Bananas are a great source of potassium. If you Consume too little potassium it can cause muscle weakness and cramps, fatigue, and in some severe cases it can result in abnormal heart rhythms and also muscular paralysis. On average people get enough potassium from a balanced diet, but because high intensity exercise causes perspiration which in turn causes a potassium loss, you should definitely up your potassium intake post workout. Bananas also digest quickly and are a great source of carbohydrates so eating one half hour before you workout can give you the extra fuel you need to improve your athletic performance and maintain potassium levels.
Oranges also provide potassium but also oranges are abundant sources of vitamin C. Vitamin C is essential for so many processes within the body. Vitamin C helps reduce inflammation and helps your body to absorb iron from foods. This is important because athletes are prone to iron deficiencies because of the higher strain put on the body through intense training. Oranges and orange juice will also provide you with plenty of carbohydrates and water which will keep your body fueled and hydrated.
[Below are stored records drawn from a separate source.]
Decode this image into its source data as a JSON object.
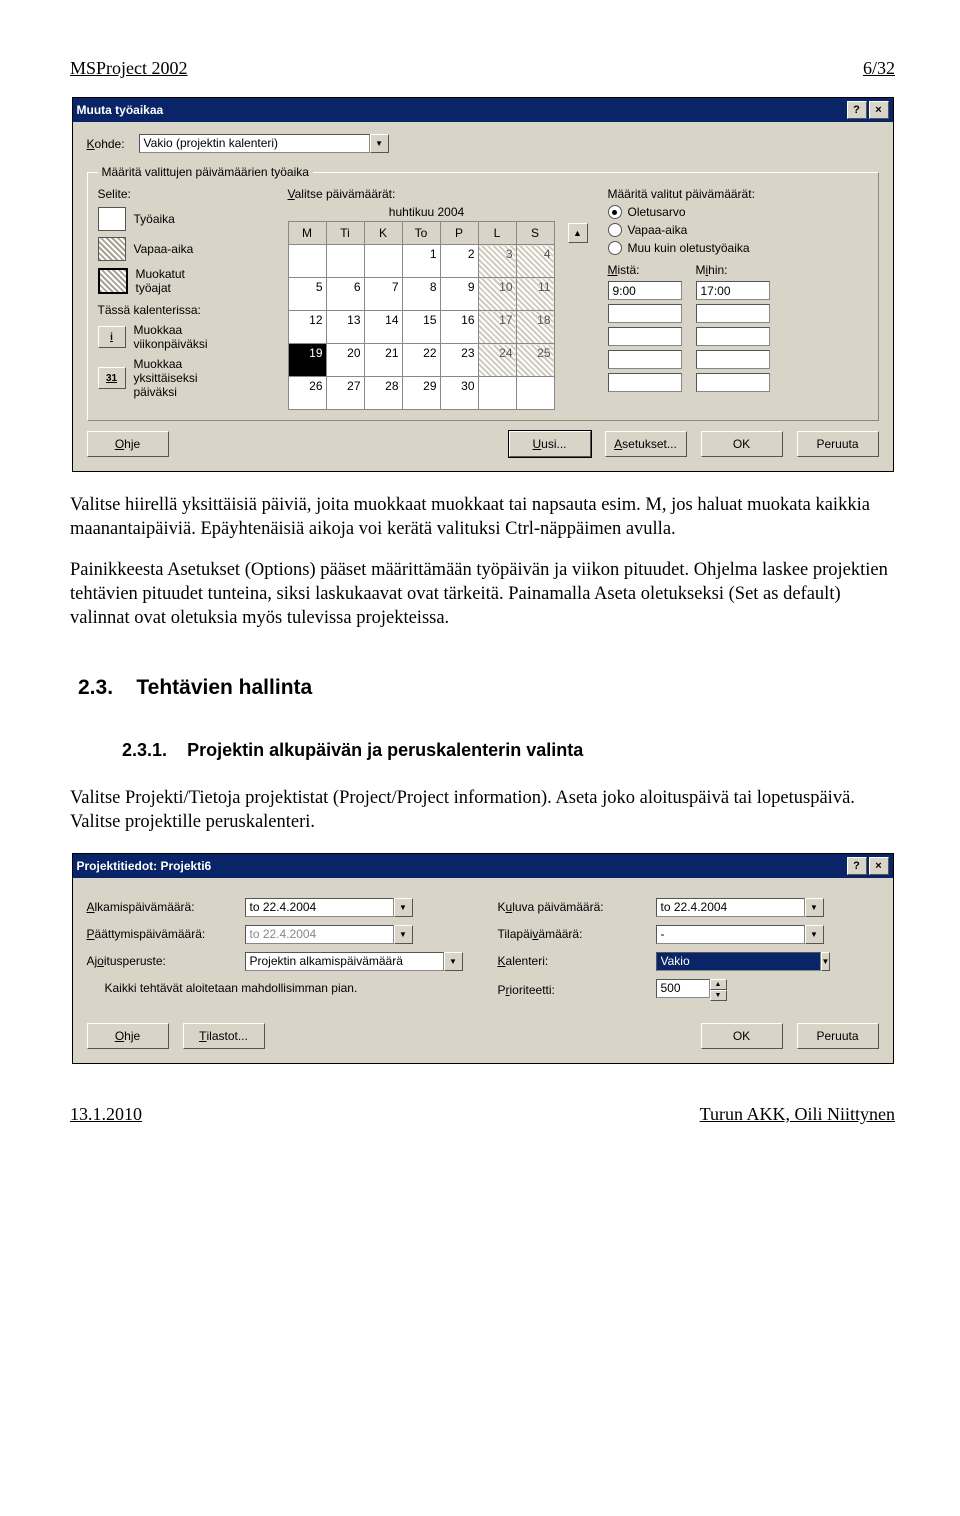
{
  "header": {
    "left": "MSProject 2002",
    "right": "6/32"
  },
  "footer": {
    "left": "13.1.2010",
    "right": "Turun AKK, Oili Niittynen"
  },
  "dialog1": {
    "title": "Muuta työaikaa",
    "kohde_label": "Kohde:",
    "kohde_value": "Vakio (projektin kalenteri)",
    "groupbox": "Määritä valittujen päivämäärien työaika",
    "selite_label": "Selite:",
    "valitse_label": "Valitse päivämäärät:",
    "maarita_label": "Määritä valitut päivämäärät:",
    "legend_items": {
      "tyoaika": "Työaika",
      "vapaa": "Vapaa-aika",
      "muokatut": "Muokatut\ntyöajat"
    },
    "tassa_label": "Tässä kalenterissa:",
    "muokkaa_viikko_icon": "i",
    "muokkaa_viikko": "Muokkaa\nviikonpäiväksi",
    "muokkaa_yksi_icon": "31",
    "muokkaa_yksi": "Muokkaa\nyksittäiseksi\npäiväksi",
    "cal_title": "huhtikuu 2004",
    "cal_days": [
      "M",
      "Ti",
      "K",
      "To",
      "P",
      "L",
      "S"
    ],
    "cal_rows": [
      [
        "",
        "",
        "",
        "1",
        "2",
        "3",
        "4"
      ],
      [
        "5",
        "6",
        "7",
        "8",
        "9",
        "10",
        "11"
      ],
      [
        "12",
        "13",
        "14",
        "15",
        "16",
        "17",
        "18"
      ],
      [
        "19",
        "20",
        "21",
        "22",
        "23",
        "24",
        "25"
      ],
      [
        "26",
        "27",
        "28",
        "29",
        "30",
        "",
        ""
      ]
    ],
    "radio": {
      "oletus": "Oletusarvo",
      "vapaa": "Vapaa-aika",
      "muu": "Muu kuin oletustyöaika"
    },
    "mista_label": "Mistä:",
    "mihin_label": "Mihin:",
    "mista_value": "9:00",
    "mihin_value": "17:00",
    "buttons": {
      "ohje": "Ohje",
      "uusi": "Uusi...",
      "asetukset": "Asetukset...",
      "ok": "OK",
      "peruuta": "Peruuta"
    }
  },
  "body_text": {
    "p1": "Valitse hiirellä yksittäisiä päiviä, joita muokkaat muokkaat tai napsauta esim. M, jos haluat muokata kaikkia maanantaipäiviä. Epäyhtenäisiä aikoja voi kerätä valituksi Ctrl-näppäimen avulla.",
    "p2": "Painikkeesta Asetukset (Options) pääset määrittämään työpäivän ja viikon pituudet. Ohjelma laskee projektien tehtävien pituudet tunteina, siksi laskukaavat ovat tärkeitä. Painamalla Aseta oletukseksi (Set as default) valinnat ovat oletuksia myös tulevissa projekteissa."
  },
  "sec": {
    "num": "2.3.",
    "title": "Tehtävien hallinta"
  },
  "sub": {
    "num": "2.3.1.",
    "title": "Projektin alkupäivän ja peruskalenterin valinta"
  },
  "body_text2": {
    "p": "Valitse Projekti/Tietoja projektistat (Project/Project information). Aseta joko aloituspäivä tai lopetuspäivä. Valitse projektille peruskalenteri."
  },
  "dialog2": {
    "title": "Projektitiedot: Projekti6",
    "alk_label": "Alkamispäivämäärä:",
    "alk_value": "to 22.4.2004",
    "paa_label": "Päättymispäivämäärä:",
    "paa_value": "to 22.4.2004",
    "ajo_label": "Ajoitusperuste:",
    "ajo_value": "Projektin alkamispäivämäärä",
    "kaikki_text": "Kaikki tehtävät aloitetaan mahdollisimman pian.",
    "kuluva_label": "Kuluva päivämäärä:",
    "kuluva_value": "to 22.4.2004",
    "tila_label": "Tilapäivämäärä:",
    "tila_value": "-",
    "kal_label": "Kalenteri:",
    "kal_value": "Vakio",
    "prio_label": "Prioriteetti:",
    "prio_value": "500",
    "buttons": {
      "ohje": "Ohje",
      "tilastot": "Tilastot...",
      "ok": "OK",
      "peruuta": "Peruuta"
    }
  }
}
Watermelon has been found to have a number of health benefits as it is rich in an essential amino acids. One of the naturally occurring chemicals that are found in the fruit will accelerate the removal of lactic acid, allowing enhanced physical performance so you can carry out more intense training and are able to recover faster after you finish each workout. Watermelon also has a high glycemic index, this means that it converts to glucose quickly, so it can provide a quick boost of energy before, during or after training.